30 years on, Bernal's scientific contributions are now deeply embedded into the very fabric of science, and thus it is those who stand on his shoulders who are now cited, just as few people read or quote the original papers of Einstein. His political activities now fall more into perspective as taking place at a time where communist society could be seen as a viable alternative to global capitalism. Now no alternative economic system is in sight and the only possibility is amelioration of the existing system. Bernal was very conscious of what could be called "the laser effect". A laser and a candle may consume the same energy but in a laser all the waves add in synchronism. If many people moved simultaneously in the same direction they could accomplish anything (as football crowds realise to their cost).

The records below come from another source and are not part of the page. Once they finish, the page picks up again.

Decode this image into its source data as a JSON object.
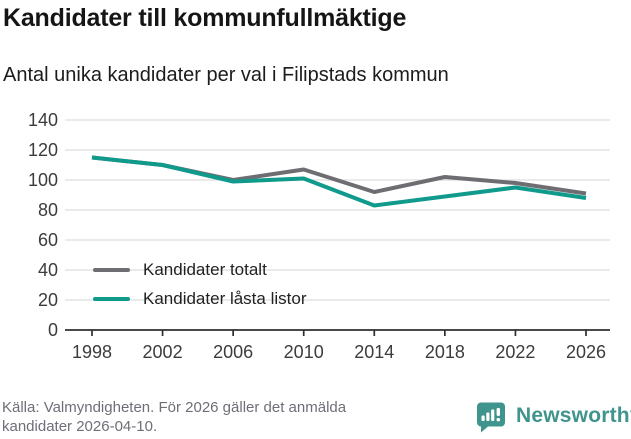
{
  "header": {
    "title": "Kandidater till kommunfullmäktige",
    "subtitle": "Antal unika kandidater per val i Filipstads kommun"
  },
  "chart_data": {
    "type": "line",
    "title": "Kandidater till kommunfullmäktige",
    "subtitle": "Antal unika kandidater per val i Filipstads kommun",
    "categories": [
      "1998",
      "2002",
      "2006",
      "2010",
      "2014",
      "2018",
      "2022",
      "2026"
    ],
    "series": [
      {
        "name": "Kandidater totalt",
        "color": "#6E6E72",
        "values": [
          115,
          110,
          100,
          107,
          92,
          102,
          98,
          91
        ]
      },
      {
        "name": "Kandidater låsta listor",
        "color": "#0F9A8C",
        "values": [
          115,
          110,
          99,
          101,
          83,
          89,
          95,
          88
        ]
      }
    ],
    "xlabel": "",
    "ylabel": "",
    "ylim": [
      0,
      140
    ],
    "y_ticks": [
      0,
      20,
      40,
      60,
      80,
      100,
      120,
      140
    ],
    "grid": true,
    "legend_position": "inside-lower-left",
    "gridline_color": "#e3e3e3",
    "axis_color": "#2f2f2f"
  },
  "footer": {
    "line1": "Källa: Valmyndigheten. För 2026 gäller det anmälda",
    "line2": "kandidater 2026-04-10."
  },
  "branding": {
    "name": "Newsworthy",
    "color": "#3F948D",
    "icon": "newsworthy-chart-bubble-logo"
  }
}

The book informs us more fully about Bernal's relationships with the Soviet Union, the planned application of science in society and the conflicts. For example, having met N. I. Bukharin in the l930s, Bernal was in a position, after Bukharin's execution, gradually to feed the constructive ideas of the immediate post-revolutionary Russia back into Soviet discussion. On a more domestic scale there is a fascinating account of Bernal's work in the world of architecture, art and building with much new information.

At the memorial meeting, Shortly after Bernal's death, C.P.Snow said that a full biography should not be written for some decade until things had fallen into perspective. Unwittingly this has happened and these contributions to a biography will stand for the next decade or so when, with the passage of time nobody will remain who had the pleasure and excitement of contact with this most engaging and complex personality, as did the contributors to the present volume.

Above all, Bernal was a seer, perhaps with selective vision of Utopia, but with vision none the less.

Reviewer:
Professor Alan L. Mackay, FRS,
School of Crystallography,
Birkbeck College, University of London,
Malet Street, London WCIE 7HX

email: [email protected]


Editor's Note: further details about J.D.bernal were published in the March 1999 issue of 'Crystallography News' Meeting report: 50th Anniversary of the biomolecular Laboratory at Birkbeck College which also lists some biographical material.